Life span: 12-14 Years
Height: 60-66cm (Male); 56-62cm (Female)
Weight: 40-70 pounds
Part of one of the four types of Belgian Sheepdogs, the Belgian Tervuren is as energetic and loving as the rest. It is highly intelligent and willing to please its owner. This dog especially loves spending time with its family and would do anything to protect them.
The body of a Belgian Tervuren is strong and medium sized. Its ears are set high atop its head and stand erect, its tail is long and hairy with a slight curve at the end. Its eyes are brown with a black nose. Their double coat is made up of a water resistant and straight haired overcoat,and a soft and dense undercoat. Their coat typically has a combination of black with either light or dark brown. The face will normally be black, including the ears, and its chest can be either black or grey or a combination of the two. It can also have a black tail tip and white tips on the toes.
Bred in the 1800s from dogs whose ancestry included the “Tom” and “Poes” breeds. Although they were registered under one breed with three other types of Belgian Shepherds in 1891, their specific breed standard was not set until 1893, when they became popular. The first male born from a female Tervuren was the first show champion in 1907. Its name comes from the home village of the breed’s creator, M. F. Corbeel, were they were originally used for herding sheep. Afterwards they were used in World War I as messengers, Red Cross assistants and to pull wagons behind them. In 1953 they were brought to America to be bred, were they began being used for military and police work and eventually, as pets.
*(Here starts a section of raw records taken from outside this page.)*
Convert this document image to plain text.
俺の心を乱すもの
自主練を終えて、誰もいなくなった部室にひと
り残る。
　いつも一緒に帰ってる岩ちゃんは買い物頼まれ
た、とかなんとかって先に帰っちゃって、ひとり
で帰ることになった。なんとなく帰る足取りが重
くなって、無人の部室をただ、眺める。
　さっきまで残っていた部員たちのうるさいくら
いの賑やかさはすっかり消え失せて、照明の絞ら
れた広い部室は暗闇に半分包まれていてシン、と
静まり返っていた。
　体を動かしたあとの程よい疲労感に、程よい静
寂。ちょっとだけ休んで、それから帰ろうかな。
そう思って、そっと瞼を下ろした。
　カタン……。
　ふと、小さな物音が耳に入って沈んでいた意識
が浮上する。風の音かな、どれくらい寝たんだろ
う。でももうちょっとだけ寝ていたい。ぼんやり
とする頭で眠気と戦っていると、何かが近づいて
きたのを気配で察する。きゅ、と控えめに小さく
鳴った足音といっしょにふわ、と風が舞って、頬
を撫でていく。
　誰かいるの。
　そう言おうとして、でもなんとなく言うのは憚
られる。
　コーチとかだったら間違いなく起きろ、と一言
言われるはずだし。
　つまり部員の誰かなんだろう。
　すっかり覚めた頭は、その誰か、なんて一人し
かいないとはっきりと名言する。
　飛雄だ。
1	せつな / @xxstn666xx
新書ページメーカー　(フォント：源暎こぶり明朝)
This breed is highly intelligent and willing to please, making it easy to train. They are fantastic family dogs, loyal and protective. They adore children and are very playful with them. Due to their energetic nature, these dogs need plenty of exercise and need to be entertained, otherwise they might develop destructive nature. Since they are also family dogs, they enjoy being with their family and doing activities with them. They are loving and caring with their families, although a bit shy and wary of strangers, making them good watchdogs. The best way to train a Tervuren is through positive reinforcement and firm commands, any yelling or physical correction will cause them to fear you.
Belgian Tervurens tend to be healthy dogs, but like many breeds, can suffer from:
Hip dysplasia, a hereditary disease in which there is an abnormal formation in the hip socket, that may eventually cause painful arthritis. It may also be affected by the environment they reside in.
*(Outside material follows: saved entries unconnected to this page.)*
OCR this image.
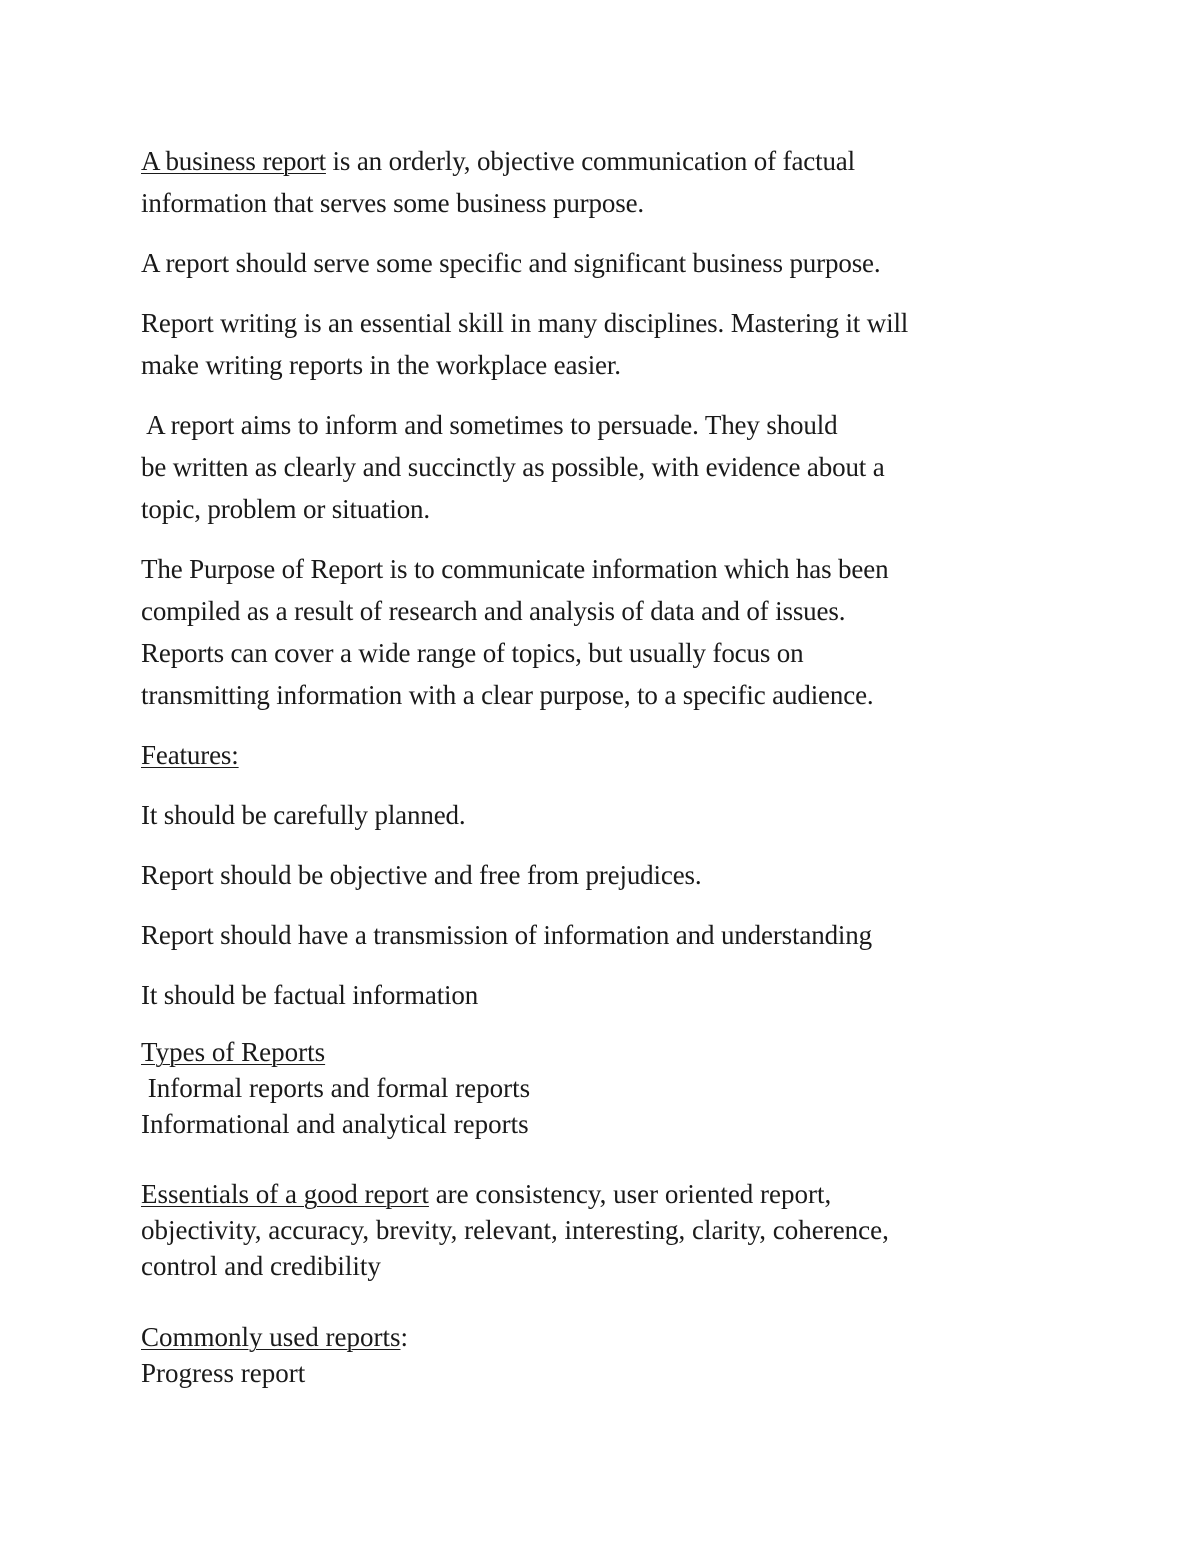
A business report is an orderly, objective communication of factual
information that serves some business purpose.

A report should serve some specific and significant business purpose.

Report writing is an essential skill in many disciplines. Mastering it will
make writing reports in the workplace easier.

A report aims to inform and sometimes to persuade. They should
be written as clearly and succinctly as possible, with evidence about a
topic, problem or situation.

The Purpose of Report is to communicate information which has been
compiled as a result of research and analysis of data and of issues.
Reports can cover a wide range of topics, but usually focus on
transmitting information with a clear purpose, to a specific audience.

Features:

It should be carefully planned.

Report should be objective and free from prejudices.

Report should have a transmission of information and understanding

It should be factual information

Types of Reports

Informal reports and formal reports

Informational and analytical reports

Essentials of a good report are consistency, user oriented report,

objectivity, accuracy, brevity, relevant, interesting, clarity, coherence,

control and credibility

Commonly used reports:

Progress report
Epilepsy, a neurological disorder that can produce seizures.
Progressive Retinal Atrophy (PRA), in which the dogs may become night blind at first and progressively lose their day eyesight as well.
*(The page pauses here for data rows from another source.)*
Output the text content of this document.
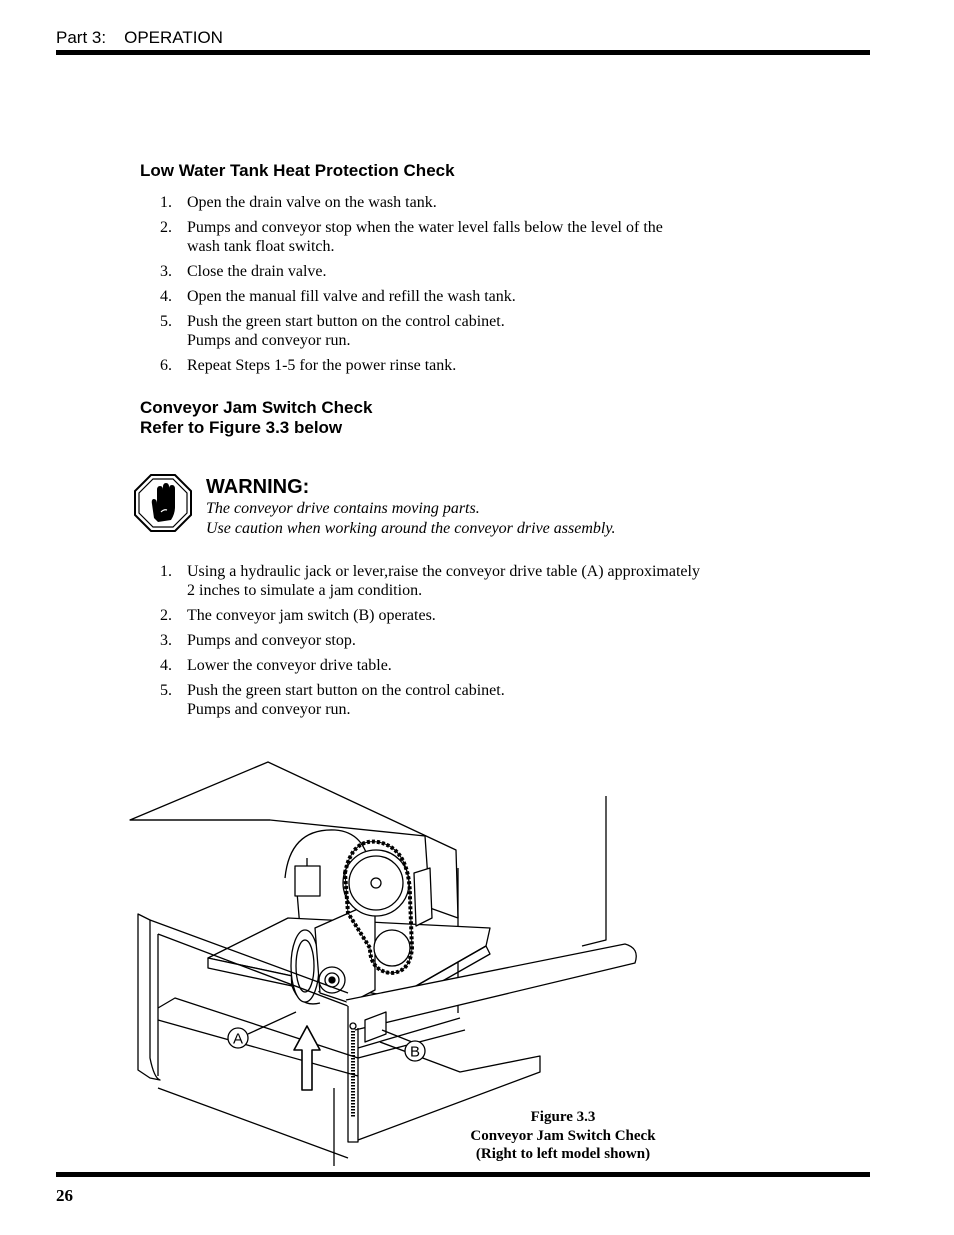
Part 3: OPERATION
Low Water Tank Heat Protection Check
1. Open the drain valve on the wash tank.
2. Pumps and conveyor stop when the water level falls below the level of the
wash tank float switch.
3. Close the drain valve.
4. Open the manual fill valve and refill the wash tank.
5. Push the green start button on the control cabinet.
Pumps and conveyor run.
6. Repeat Steps 1-5 for the power rinse tank.
Conveyor Jam Switch Check
Refer to Figure 3.3 below
WARNING:
The conveyor drive contains moving parts.
Use caution when working around the conveyor drive assembly.
1. Using a hydraulic jack or lever,raise the conveyor drive table (A) approximately
2 inches to simulate a jam condition.
2. The conveyor jam switch (B) operates.
3. Pumps and conveyor stop.
4. Lower the conveyor drive table.
5. Push the green start button on the control cabinet.
Pumps and conveyor run.
A
B
Figure 3.3
Conveyor Jam Switch Check
(Right to left model shown)
26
During shedding season, the brushing sessions will last around 20 minutes and will have to be almost daily. Any other time of the year, however, a quick brushing once a week, or twice, will suffice. Their nails should be trimmed regularly, as well as their teeth brushed and their ears checked for any dirt to prevent infections. They have a lot of energy and therefore require plenty of daily exercise, accompanied by their owners in any activity. They also need to have a task to do or will become bored and destructive. The Belgian Tervuren is a dog that enjoys completing tasks and learning new tricks, so training should be very easy. Early socialization and obedience training are vital for this breed. They respond better to positive reinforcement and to turning the training into a fun game.